Responsible Text-to-Image Diffusion: Interpretable and Linearly Controllable Semantics for Fair and Safe Generation
Abstract
Text-to-image (T2I) diffusion models (DMs) have achieved remarkable generative quality but still exhibit the risk to produce biased and inappropriate images. A promising line of prior work aims to mitigate this issue by learning interpretable and linearly controllable concepts from semantic spaces, such as the U-Net bottleneck. However, these methods rely entirely on the bottleneck layer in U-Net and therefore cannot be directly applied to modern ViT-based DMs, including FLUX and PixArt.

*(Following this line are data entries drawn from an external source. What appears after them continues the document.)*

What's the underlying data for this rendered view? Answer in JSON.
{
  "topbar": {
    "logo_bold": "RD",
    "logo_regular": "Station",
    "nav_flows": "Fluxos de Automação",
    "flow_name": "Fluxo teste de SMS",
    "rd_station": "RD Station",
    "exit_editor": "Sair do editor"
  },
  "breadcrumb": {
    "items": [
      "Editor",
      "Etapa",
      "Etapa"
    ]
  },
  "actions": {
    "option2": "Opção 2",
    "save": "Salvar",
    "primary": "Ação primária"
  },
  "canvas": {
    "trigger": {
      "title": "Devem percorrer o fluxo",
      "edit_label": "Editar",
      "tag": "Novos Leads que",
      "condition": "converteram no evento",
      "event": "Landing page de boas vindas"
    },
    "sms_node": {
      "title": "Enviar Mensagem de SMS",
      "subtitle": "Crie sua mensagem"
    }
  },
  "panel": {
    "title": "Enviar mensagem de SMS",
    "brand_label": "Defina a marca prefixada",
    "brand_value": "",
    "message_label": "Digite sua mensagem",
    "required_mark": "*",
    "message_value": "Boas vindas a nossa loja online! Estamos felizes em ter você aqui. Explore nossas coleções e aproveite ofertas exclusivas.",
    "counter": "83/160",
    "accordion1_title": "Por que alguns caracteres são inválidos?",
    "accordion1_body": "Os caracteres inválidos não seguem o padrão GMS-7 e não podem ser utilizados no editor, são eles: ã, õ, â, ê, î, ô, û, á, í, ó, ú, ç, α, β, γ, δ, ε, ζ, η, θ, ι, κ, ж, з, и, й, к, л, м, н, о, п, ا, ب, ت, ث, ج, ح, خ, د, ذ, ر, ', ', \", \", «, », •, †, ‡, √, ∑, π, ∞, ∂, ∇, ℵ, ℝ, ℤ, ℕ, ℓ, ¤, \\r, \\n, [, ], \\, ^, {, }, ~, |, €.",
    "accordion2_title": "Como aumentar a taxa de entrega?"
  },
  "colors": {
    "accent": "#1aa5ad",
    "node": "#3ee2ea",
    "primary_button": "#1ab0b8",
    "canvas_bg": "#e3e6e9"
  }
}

In this work, we present a model agnostic framework for discovering interpretable and linearly controllable semantic attributes across any T2I DMs backbone. We first show that multi-modal attention heads in ViT-based DMs encode interpretable and (near) linear semantic structures similar to those in the U-Net bottleneck. Based on this insight, we introduce a method that learns external concept vectors, which are added to the multi-modal attention heads for ViT-based DMs or to the bottleneck layer for U-Net-based DMs, while keeping the pretrained model frozen. Experiments across SDXL, SD3.5, PixArt, and FLUX demonstrate that these concept vectors provide interpretability, linearity, and highly improved fairness while preserving visual fidelity. The code is included in the supplementary material.